It was by trust she gradually was undone.
    Then, when they wed, she mattered not at all.
Papa was anxious. Strangers filled the hall.
Confusion reigned in her tormented soul:
Her mourning still, and having no control
O'er half her life or well, indeed it all;
Her strange thoughts had mad power to appall.
She banished all those thoughts: how could she think that they
Were treating both of them like vanquished prey.
    She reasoned dear papa was in such pain
That to beg for redemption was in vain.
So, not the whining kind, despite the pain,
She, being respectful, just did not complain.
In truth she'd known so few families that
She figured she'd been blessed before and that
This must be what most are, and that she must
Just make the best of things: depend on trust.
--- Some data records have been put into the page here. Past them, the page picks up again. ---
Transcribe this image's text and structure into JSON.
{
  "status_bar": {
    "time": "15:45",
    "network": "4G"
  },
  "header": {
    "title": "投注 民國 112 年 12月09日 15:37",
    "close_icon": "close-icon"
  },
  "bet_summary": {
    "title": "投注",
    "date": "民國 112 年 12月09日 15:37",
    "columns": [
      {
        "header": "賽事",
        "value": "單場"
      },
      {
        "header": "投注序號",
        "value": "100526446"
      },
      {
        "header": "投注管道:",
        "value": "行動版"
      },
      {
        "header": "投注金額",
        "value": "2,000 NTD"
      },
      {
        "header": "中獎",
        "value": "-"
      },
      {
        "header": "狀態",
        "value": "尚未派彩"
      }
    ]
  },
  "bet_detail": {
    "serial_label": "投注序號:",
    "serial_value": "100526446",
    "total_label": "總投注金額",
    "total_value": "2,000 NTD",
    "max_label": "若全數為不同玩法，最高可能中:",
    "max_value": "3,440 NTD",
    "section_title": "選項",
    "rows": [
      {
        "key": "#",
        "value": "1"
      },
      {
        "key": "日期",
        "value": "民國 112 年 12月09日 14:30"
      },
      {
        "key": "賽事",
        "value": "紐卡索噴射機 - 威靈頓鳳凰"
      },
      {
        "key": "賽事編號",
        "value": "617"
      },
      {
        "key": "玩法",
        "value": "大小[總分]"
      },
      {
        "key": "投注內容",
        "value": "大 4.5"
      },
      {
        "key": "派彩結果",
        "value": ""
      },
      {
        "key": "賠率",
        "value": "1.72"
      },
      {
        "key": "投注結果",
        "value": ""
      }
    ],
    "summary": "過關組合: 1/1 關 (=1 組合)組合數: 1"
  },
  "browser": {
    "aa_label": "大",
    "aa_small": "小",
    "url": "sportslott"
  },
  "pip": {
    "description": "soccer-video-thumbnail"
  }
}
    Afraid she'd disappoint her dear papa,
She was obedient to her stepmama
And he? He'd no idea that she'd been banished
Beneath the eaves, and he'd assumed she'd vanished
Abashed and temperamental at the loss:
To be expected, so he wasn't cross.
    At times he missed her and then sometimes she
Reminded him of dear Mama so he
In tears could not endure her company;
Thus, at the mercy of her stepkin she
Had slid into silent obscurity,
The one that children do and women do
When so abused with their abuse unknown:
Polite society effaced them and withdrew,
Their friends dissolved and she was all alone.
    Far too ashamed to face that he'd been fooled,
Too good hearted, and too bereft: Papa was ruled
In hellish heartless whims: they sometimes praised
Him, his pathetic expectations raised
And then condemned or drowned each happy thought
In crushing condescension, thus they taught,
Him, being each one, a refined sort of hog,
Allowed to fawn just like  a beaten dog,
As long as he behaved and knew his place:
If he walked upright it was a disgrace.


    And rules, oh there were rules, and rules galore,
Rules, rules, new rules and every one a chore;
Abundant rules, conflicting rules, and rules
Unshaped and uninvented, till the rules
Unearthed themselves in some monstrous infraction
That made these three boors scold her to distraction.
    And all of this was always, so they said,
Because they loved her: weak Mama was dead,
Who spoiled and coddled her and damned her soul
Indulging all her lack of self control
Till vile moral decrepitude leaked in
To fill her, seething, with ignoble sin.
Or so they claimed, then they would whip it out;
She nary was allowed the merest pout,
And spanking, whipping, flogging, missing meals,
The worst humiliation a child feels
Most keen, inflicted with a kind of zeal
That made fear terror, and each mad ordeal,
Far beyond grace and mercy and correction,
With no kind discipline and no direction,
Just made her thankful for the lonesome cold
Where she could calm her weeping. She was told
She was so lazy: she had never "worked",
And every chore it seemed she always shirked,
And so when she was banished from her room
She mused she missed some dust rat with her broom.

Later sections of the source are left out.